Cylindre de papier, long de quelques centimètres, rempli en partie de feuilles de tabac hachées et traitées au bout duquel se trouve un filtre à l’une de ses extrémités, la cigarette est l’un des symboles fort de la société de consommation des années 50 à 70.

Devenue même un emblème, fumer devient à la mode après la seconde Guerre Mondiale. C’est aussi, un geste d’appartenance sociale qui permet d’affirmer une certaine attitude huppé ou rebelle par exemple, ou tout simplement pour se faire du bien. D’ailleurs pour être un Homme un vrai, que l’on soit une femme ou un homme, la cigarette donne alors des allures de conquérant. Pour être swag (tendance à l’époque), fin séducteur(trice), chacun se devait d’arborer du bout des lèvres cet objet fumant.

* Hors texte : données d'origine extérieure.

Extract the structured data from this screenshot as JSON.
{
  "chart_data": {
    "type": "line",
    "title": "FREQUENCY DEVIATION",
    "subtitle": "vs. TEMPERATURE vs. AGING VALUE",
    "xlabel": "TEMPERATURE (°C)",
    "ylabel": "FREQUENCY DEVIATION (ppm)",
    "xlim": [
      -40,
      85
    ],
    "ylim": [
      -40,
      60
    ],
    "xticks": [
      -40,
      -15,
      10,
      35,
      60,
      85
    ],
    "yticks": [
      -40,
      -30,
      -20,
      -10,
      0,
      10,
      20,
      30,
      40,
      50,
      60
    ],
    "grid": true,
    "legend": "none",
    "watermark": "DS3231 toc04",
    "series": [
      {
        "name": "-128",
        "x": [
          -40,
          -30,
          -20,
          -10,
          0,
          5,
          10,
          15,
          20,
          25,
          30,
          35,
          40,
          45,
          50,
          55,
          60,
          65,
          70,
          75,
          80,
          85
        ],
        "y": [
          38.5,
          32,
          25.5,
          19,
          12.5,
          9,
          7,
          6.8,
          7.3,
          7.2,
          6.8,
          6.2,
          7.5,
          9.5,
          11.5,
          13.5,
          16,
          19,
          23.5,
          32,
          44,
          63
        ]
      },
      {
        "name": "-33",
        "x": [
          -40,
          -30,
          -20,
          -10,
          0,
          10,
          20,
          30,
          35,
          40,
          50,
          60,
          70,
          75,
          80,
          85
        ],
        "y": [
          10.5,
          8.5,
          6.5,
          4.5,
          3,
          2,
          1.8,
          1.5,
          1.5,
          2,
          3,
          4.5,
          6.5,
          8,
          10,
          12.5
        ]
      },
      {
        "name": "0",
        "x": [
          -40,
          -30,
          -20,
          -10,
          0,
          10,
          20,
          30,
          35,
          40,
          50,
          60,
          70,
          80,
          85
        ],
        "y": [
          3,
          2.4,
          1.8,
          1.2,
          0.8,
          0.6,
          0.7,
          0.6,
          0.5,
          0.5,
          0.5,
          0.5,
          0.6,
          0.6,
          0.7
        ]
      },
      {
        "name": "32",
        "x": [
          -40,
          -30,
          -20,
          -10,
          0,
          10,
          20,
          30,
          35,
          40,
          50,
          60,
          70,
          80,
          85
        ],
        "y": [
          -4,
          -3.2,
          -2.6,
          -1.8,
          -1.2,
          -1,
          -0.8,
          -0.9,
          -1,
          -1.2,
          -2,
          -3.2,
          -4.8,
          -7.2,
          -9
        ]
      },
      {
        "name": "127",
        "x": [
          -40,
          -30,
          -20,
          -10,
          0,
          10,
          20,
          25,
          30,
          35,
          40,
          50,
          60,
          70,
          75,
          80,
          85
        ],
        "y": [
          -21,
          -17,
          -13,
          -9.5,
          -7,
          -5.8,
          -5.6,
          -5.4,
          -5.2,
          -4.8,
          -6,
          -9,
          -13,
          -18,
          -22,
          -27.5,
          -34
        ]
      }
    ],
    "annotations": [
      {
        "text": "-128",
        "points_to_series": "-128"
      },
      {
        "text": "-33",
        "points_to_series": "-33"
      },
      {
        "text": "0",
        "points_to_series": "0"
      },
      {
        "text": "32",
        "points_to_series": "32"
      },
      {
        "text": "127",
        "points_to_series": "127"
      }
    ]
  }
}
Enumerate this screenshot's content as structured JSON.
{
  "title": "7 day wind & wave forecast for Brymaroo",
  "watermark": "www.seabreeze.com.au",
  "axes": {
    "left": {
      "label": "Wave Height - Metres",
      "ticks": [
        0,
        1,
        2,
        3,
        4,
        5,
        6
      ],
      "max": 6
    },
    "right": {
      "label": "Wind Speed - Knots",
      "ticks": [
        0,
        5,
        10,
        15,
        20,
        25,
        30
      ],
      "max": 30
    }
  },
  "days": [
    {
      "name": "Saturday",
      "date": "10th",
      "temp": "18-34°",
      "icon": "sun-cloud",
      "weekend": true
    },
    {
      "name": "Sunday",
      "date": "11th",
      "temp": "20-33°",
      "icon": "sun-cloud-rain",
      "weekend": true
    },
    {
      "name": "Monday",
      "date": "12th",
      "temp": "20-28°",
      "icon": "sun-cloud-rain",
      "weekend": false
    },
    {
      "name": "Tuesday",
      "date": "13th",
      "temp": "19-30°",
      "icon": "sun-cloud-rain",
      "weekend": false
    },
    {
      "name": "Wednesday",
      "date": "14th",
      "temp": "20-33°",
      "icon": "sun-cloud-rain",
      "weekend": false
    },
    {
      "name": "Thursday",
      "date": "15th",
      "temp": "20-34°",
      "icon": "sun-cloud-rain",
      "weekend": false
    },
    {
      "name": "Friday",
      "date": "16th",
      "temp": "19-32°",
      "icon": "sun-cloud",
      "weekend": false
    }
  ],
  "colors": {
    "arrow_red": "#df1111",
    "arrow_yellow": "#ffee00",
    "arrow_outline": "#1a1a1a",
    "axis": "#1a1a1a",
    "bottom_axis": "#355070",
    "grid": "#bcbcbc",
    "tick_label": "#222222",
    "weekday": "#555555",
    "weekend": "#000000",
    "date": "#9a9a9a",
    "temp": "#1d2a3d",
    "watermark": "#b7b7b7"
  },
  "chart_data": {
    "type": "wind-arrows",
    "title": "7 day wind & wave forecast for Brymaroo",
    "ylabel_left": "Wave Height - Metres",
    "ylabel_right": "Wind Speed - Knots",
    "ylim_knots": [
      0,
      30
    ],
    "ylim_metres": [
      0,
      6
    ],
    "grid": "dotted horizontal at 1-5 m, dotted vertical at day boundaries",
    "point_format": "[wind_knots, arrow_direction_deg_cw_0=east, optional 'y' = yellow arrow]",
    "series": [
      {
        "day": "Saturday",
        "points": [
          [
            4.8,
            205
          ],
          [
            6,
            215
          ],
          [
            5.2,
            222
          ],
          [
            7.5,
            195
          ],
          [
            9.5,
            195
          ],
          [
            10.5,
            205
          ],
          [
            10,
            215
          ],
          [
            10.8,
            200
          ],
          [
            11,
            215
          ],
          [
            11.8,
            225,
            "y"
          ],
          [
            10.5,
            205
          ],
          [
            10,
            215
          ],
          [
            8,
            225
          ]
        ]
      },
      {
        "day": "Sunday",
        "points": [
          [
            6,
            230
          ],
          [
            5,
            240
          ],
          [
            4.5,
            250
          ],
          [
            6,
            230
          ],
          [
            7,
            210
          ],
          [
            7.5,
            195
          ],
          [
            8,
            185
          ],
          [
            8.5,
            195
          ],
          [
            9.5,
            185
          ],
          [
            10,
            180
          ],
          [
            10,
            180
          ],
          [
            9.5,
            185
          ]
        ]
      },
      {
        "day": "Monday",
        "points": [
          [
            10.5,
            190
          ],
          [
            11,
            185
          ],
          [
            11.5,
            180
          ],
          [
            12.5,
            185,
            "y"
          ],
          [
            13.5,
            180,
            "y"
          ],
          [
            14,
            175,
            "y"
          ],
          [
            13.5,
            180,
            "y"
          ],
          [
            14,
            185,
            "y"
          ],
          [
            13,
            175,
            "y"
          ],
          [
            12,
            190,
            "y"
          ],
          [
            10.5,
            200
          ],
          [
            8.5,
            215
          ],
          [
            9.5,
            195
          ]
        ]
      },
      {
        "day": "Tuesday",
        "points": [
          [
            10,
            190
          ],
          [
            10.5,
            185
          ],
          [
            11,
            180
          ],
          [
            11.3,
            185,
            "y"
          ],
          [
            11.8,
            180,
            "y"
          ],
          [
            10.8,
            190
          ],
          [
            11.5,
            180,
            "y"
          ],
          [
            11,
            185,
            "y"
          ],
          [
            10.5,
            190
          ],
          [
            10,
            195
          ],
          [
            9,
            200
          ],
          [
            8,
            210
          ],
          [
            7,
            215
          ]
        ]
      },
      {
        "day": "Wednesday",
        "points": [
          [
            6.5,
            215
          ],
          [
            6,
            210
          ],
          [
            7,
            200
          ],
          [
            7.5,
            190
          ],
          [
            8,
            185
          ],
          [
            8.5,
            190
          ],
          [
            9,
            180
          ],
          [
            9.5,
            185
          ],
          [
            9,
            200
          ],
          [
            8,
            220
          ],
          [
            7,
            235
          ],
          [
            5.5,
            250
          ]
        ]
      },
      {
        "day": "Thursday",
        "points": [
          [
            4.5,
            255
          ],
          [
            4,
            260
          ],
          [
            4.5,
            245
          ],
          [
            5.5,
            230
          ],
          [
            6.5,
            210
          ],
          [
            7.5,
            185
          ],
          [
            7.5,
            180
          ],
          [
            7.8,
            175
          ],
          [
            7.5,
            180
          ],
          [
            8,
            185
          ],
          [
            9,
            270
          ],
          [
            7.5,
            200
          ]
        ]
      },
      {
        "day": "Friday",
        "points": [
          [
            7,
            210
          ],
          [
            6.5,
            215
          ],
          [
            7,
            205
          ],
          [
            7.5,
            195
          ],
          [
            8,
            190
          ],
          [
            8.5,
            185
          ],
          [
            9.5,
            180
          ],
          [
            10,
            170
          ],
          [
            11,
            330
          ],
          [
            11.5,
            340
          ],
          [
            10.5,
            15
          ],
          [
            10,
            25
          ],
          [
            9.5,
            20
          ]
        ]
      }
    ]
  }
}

D’ailleurs, tous les supports médiatiques de l’époque la mettent en avant, de la bande-dessinée – Lucky Luke et le capitaine Haddock notamment – à la télévision – Jacques Chirac, Columbo par exemple – en passant par la variété – le plus connu étant Serge Gainsbourg – sans oublier le cinéma avec les cultissimes Gabin et Bogart, nombreuses sont les personnalités vivantes ou fictives qui arborent avec fierté une cigarette à la main.

Bien sûr, cet élément de virilité devient vite une vaste fumisterie et la tendance s’inverse même. Le fumeur est mis au banc, contraint de s’isoler, de rester à l’extérieur pendant que les autres guinchent au-dedans. Tenue responsable de nombreuses maladies – maladies cardiovasculaires, cancers de la langue, de la gorge pour exemples – de par la présence de substances nocives et dangereuses pour la santé qu’elle renferme, aujourd’hui la cigarette est montré du doigt. Il suffit de voir la réglementation se durcir et le prix du paquet de cigarettes augmenter pour s’en rendre compte.

Comment arrêter de fumer ?

Tout d’abord, il convient de garder à l’esprit que la motivation est le seul moteur qui permet d’arrêter de fumer.

La décision doit être mûrement réfléchie sans quoi, le risque de rechute est omniprésent et les tentations difficiles à gérer. Pour y arriver, il est possible de se fixer des objectifs. Difficile d’arrêter d’un coup d’un seul, les rechutes sont nombreuses. Mieux vaut préférer un arrêt progressif en réduisant sa consommation petit à petit. D’ailleurs, la cigarette électronique est un bon outil peu chère qui permet un sevrage progressif dans certains cas. Les quantités de tabac sont moindres et la sensation d’avoir une cigarette dans les mains est toujours présente.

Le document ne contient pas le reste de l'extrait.